Um beim Einsintern stabförmiger Elektroden oder Elektrodenschäfte aus metallischem Werkstoff in ein keramisches Meßrohr für magnetisch-induktive Durchflußmeßgeräte eine dichtere Elektrodendurchführung zu schaffen, wird ein aus keramischer Rohstoffmasse bestehender, stabförmiger Elektrodenträger vorgefertigt, in den die Elektrode bzw. der Elektrodenschaft dicht eingebracht wird. In das aus gleicher Rohstoffmasse geformte Meßrohr werden radiale Bohrungen angebracht, in welche die vorgefertigten Elektrodenträger im ungebrannten oder vorgebrannten Zustand eingesteckt werden. Bei der folgenden Wärmebehandlung werden die Elektroden bzw.

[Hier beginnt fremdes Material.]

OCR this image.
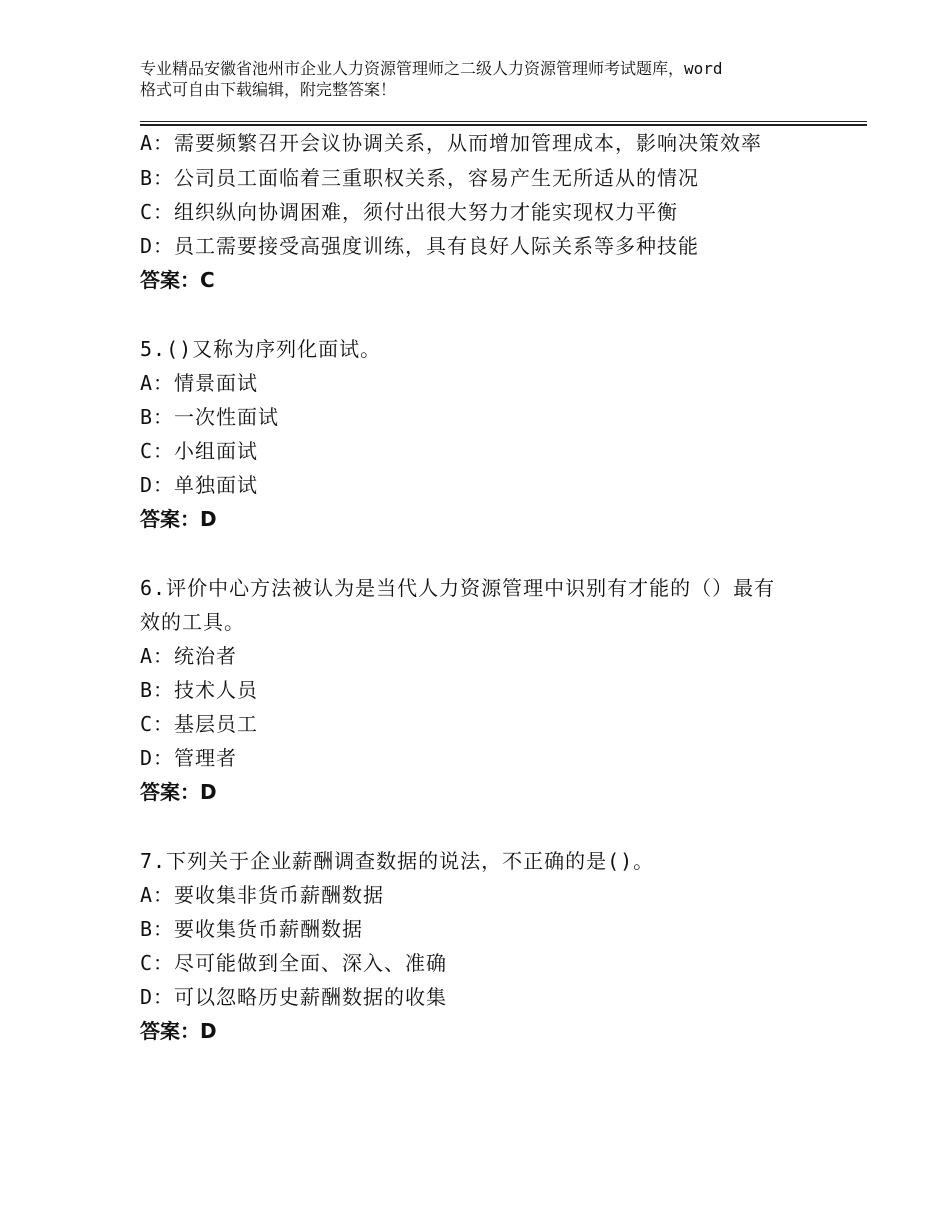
专业精品安徽省池州市企业人力资源管理师之二级人力资源管理师考试题库，word
格式可自由下载编辑，附完整答案！
A：需要频繁召开会议协调关系，从而增加管理成本，影响决策效率
B：公司员工面临着三重职权关系，容易产生无所适从的情况
C：组织纵向协调困难，须付出很大努力才能实现权力平衡
D：员工需要接受高强度训练，具有良好人际关系等多种技能
答案：C
5.()又称为序列化面试。
A：情景面试
B：一次性面试
C：小组面试
D：单独面试
答案：D
6.评价中心方法被认为是当代人力资源管理中识别有才能的（）最有
效的工具。
A：统治者
B：技术人员
C：基层员工
D：管理者
答案：D
7.下列关于企业薪酬调查数据的说法，不正确的是()。
A：要收集非货币薪酬数据
B：要收集货币薪酬数据
C：尽可能做到全面、深入、准确
D：可以忽略历史薪酬数据的收集
答案：D
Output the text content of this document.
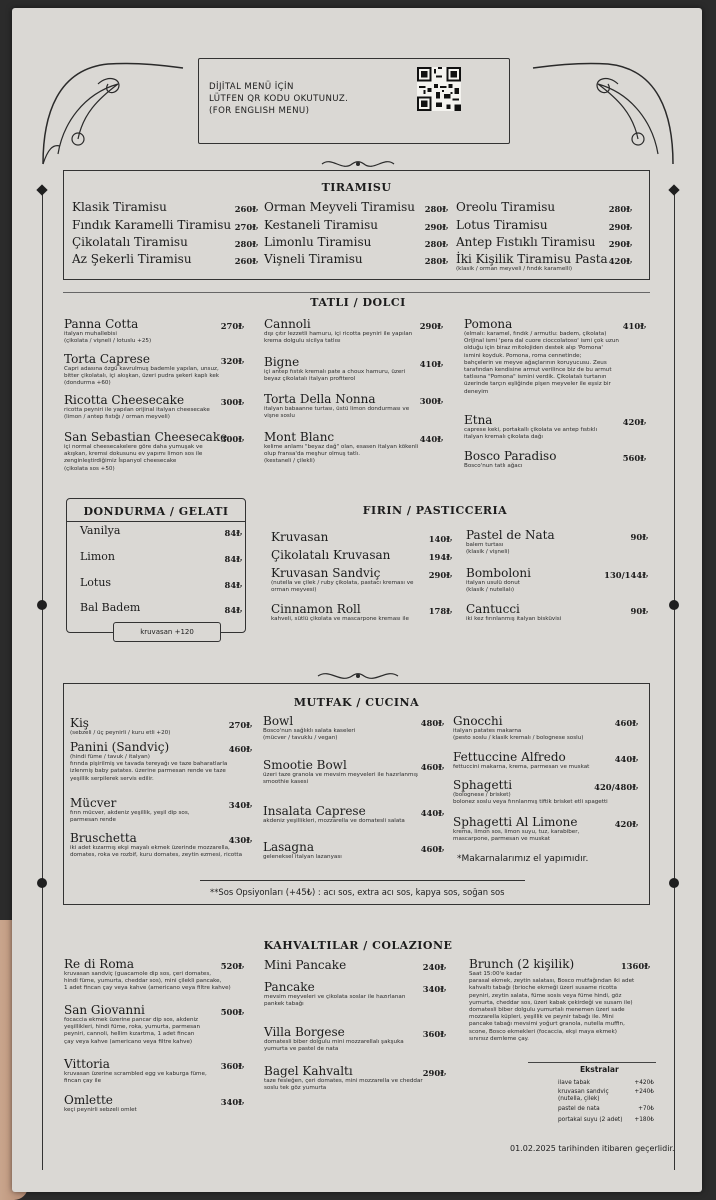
DİJİTAL MENÜ İÇİN
LÜTFEN QR KODU OKUTUNUZ.
(FOR ENGLISH MENU)
TIRAMISU
Klasik Tiramisu	260₺
Fındık Karamelli Tiramisu 270₺
Çikolatalı Tiramisu	280₺
Az Şekerli Tiramisu	260₺
Orman Meyveli Tiramisu 280₺
Kestaneli Tiramisu	290₺
Limonlu Tiramisu	280₺
Vişneli Tiramisu	280₺
Oreolu Tiramisu	280₺
Lotus Tiramisu	290₺
Antep Fıstıklı Tiramisu 290₺
İki Kişilik Tiramisu Pasta
(klasik / orman meyveli / fındık karamelli)
420₺
TATLI / DOLCI
Panna Cotta
italyan muhallebisi
(çikolata / vişneli / lotuslu +25)
270₺
Torta Caprese
Capri adasına özgü kavrulmuş bademle yapılan, unsuz,
bitter çikolatalı, içi akışkan, üzeri pudra şekeri kaplı kek
(dondurma +60)
320₺
Ricotta Cheesecake
ricotta peyniri ile yapılan orijinal italyan cheesecake
(limon / antep fıstığı / orman meyveli)
300₺
San Sebastian Cheesecake
içi normal cheesecakelere göre daha yumuşak ve
akışkan, kremsi dokusunu ev yapımı limon sos ile
zenginleştirdiğimiz İspanyol cheesecake
(çikolata sos +50)
300₺
Cannoli
dışı çıtır lezzetli hamuru, içi ricotta peyniri ile yapılan
krema dolgulu sicilya tatlısı
290₺
Bigne
içi antep fıstık kremalı pate a choux hamuru, üzeri
beyaz çikolatalı italyan profiterol
410₺
Torta Della Nonna
italyan babaanne turtası, üstü limon dondurması ve
vişne soslu
300₺
Mont Blanc
kelime anlamı "beyaz dağ" olan, esasen italyan kökenli
olup fransa'da meşhur olmuş tatlı.
(kestaneli / çilekli)
440₺
Pomona
(elmalı: karamel, fındık / armutlu: badem, çikolata)
Orijinal ismi 'pera dal cuore cioccolatoso' ismi çok uzun
olduğu için biraz mitolojiden destek alıp 'Pomona'
ismini koyduk. Pomona, roma cennetinde;
bahçelerin ve meyve ağaçlarının koruyucusu. Zeus
tarafından kendisine armut verilince biz de bu armut
tatlısına "Pomona" ismini verdik. Çikolatalı turtanın
üzerinde tarçın eşliğinde pişen meyveler ile eşsiz bir
deneyim
410₺
Etna
caprese keki, portakallı çikolata ve antep fıstıklı
italyan kremalı çikolata dağı
420₺
Bosco Paradiso
Bosco'nun tatlı ağacı
560₺
DONDURMA / GELATI
Vanilya	84₺
Limon	84₺
Lotus	84₺
Bal Badem	84₺
kruvasan +120
FIRIN / PASTICCERIA
Kruvasan	140₺
Çikolatalı Kruvasan	194₺
Kruvasan Sandviç
(nutella ve çilek / ruby çikolata, pastacı kreması ve
orman meyvesi)
290₺
Cinnamon Roll
kahveli, sütlü çikolata ve mascarpone kreması ile
178₺
Pastel de Nata
balem turtası
(klasik / vişneli)
90₺
Bomboloni
italyan usulü donut
(klasik / nutellalı)
130/144₺
Cantucci
iki kez fırınlanmış italyan bisküvisi
90₺
MUTFAK / CUCINA
Kiş
(sebzeli / üç peynirli / kuru etli +20)
270₺
Panini (Sandviç)
(hindi füme / tavuk / italyan)
fırında pişirilmiş ve tavada tereyağı ve taze baharatlarla
izlenmiş baby patates. üzerine parmesan rende ve taze
yeşillik serpilerek servis edilir.
460₺
Mücver
fırın mücver, akdeniz yeşillik, yeşil dip sos,
parmesan rende
340₺
Bruschetta
iki adet kızarmış ekşi mayalı ekmek üzerinde mozzarella,
domates, roka ve rozbif, kuru domates, zeytin ezmesi, ricotta
430₺
Bowl
Bosco'nun sağlıklı salata kaseleri
(mücver / tavuklu / vegan)
480₺
Smootie Bowl
üzeri taze granola ve mevsim meyveleri ile hazırlanmış
smoothie kasesi
460₺
Insalata Caprese
akdeniz yeşillikleri, mozzarella ve domatesli salata
440₺
Lasagna
geleneksel italyan lazanyası
460₺
Gnocchi
italyan patates makarna
(pesto soslu / klasik kremalı / bolognese soslu)
460₺
Fettuccine Alfredo
fettuccini makarna, krema, parmesan ve muskat
440₺
Sphagetti
(bolognese / brisket)
bolonez soslu veya fırınlanmış tiftik brisket etli spagetti
420/480₺
Sphagetti Al Limone
krema, limon sos, limon suyu, tuz, karabiber,
mascarpone, parmesan ve muskat
420₺
*Makarnalarımız el yapımıdır.
**Sos Opsiyonları (+45₺) : acı sos, extra acı sos, kapya sos, soğan sos
KAHVALTILAR / COLAZIONE
Re di Roma
kruvasan sandviç (guacamole dip sos, çeri domates,
hindi füme, yumurta, cheddar sos), mini çilekli pancake,
1 adet fincan çay veya kahve (americano veya filtre kahve)
520₺
San Giovanni
focaccia ekmek üzerine pancar dip sos, akdeniz
yeşillikleri, hindi füme, roka, yumurta, parmesan
peyniri, cannoli, hellim kızartma, 1 adet fincan
çay veya kahve (americano veya filtre kahve)
500₺
Vittoria
kruvasan üzerine scrambled egg ve kaburga füme,
fincan çay ile
360₺
Omlette
keçi peynirli sebzeli omlet
340₺
Mini Pancake	240₺
Pancake
mevsim meyveleri ve çikolata soslar ile hazırlanan
pankek tabağı
340₺
Villa Borgese
domatesli biber dolgulu mini mozzarellalı şakşuka
yumurta ve pastel de nata
360₺
Bagel Kahvaltı
taze fesleğen, çeri domates, mini mozzarella ve cheddar
soslu tek göz yumurta
290₺
Brunch (2 kişilik)
Saat 15:00'e kadar
parasal ekmek, zeytin salatası, Bosco mutfağından iki adet
kahvaltı tabağı (brioche ekmeği üzeri susame ricotta
peyniri, zeytin salata, füme sosis veya füme hindi, göz
yumurta, cheddar sos, üzeri kabak çekirdeği ve susam ile)
domatesli biber dolgulu yumurtalı menemen üzeri sade
mozzarella küpleri, yeşillik ve peynir tabağı ile. Mini
pancake tabağı mevsimi yoğurt granola, nutella muffin,
scone, Bosco ekmekleri (focaccia, ekşi maya ekmek)
sınırsız demleme çay.
1360₺
Ekstralar
ilave tabak	+420₺
kruvasan sandviç
(nutella, çilek)
+240₺
pastel de nata	+70₺
portakal suyu (2 adet) +180₺
01.02.2025 tarihinden itibaren geçerlidir.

Elektrodenschäfte dicht in der Keramikmasse des Elektrodenträgers eingesintert und die Elektrodenträger selbst mit der Keramikmasse des Meßrohres dicht versintert.

Description

  • Bestandteil magnetisch-induktiver Durchflußmeßgeräte ist ein rohrförmiger Meßwertaufnehmer, der zwischen den Anschlußflanschen einer Rohrleitung befestigt wird und durch den eine leitfähige Flüssigkeit quer zur Richtung eines Magnetfeldes strömt. Die der Strömungsgeschwindigkeit proportionale Spannung wird an zwei Meßelektroden abgegriffen und über Stromleiter einem Meßwertumformer zugeführt. Zur Bildung einer guten elektronischen Isolierung und Korrosionsbeständigkeit ist es bekannt, das Meßrohr des Meßwertaufnehmers aus einem keramischen Werkstoff herzustellen.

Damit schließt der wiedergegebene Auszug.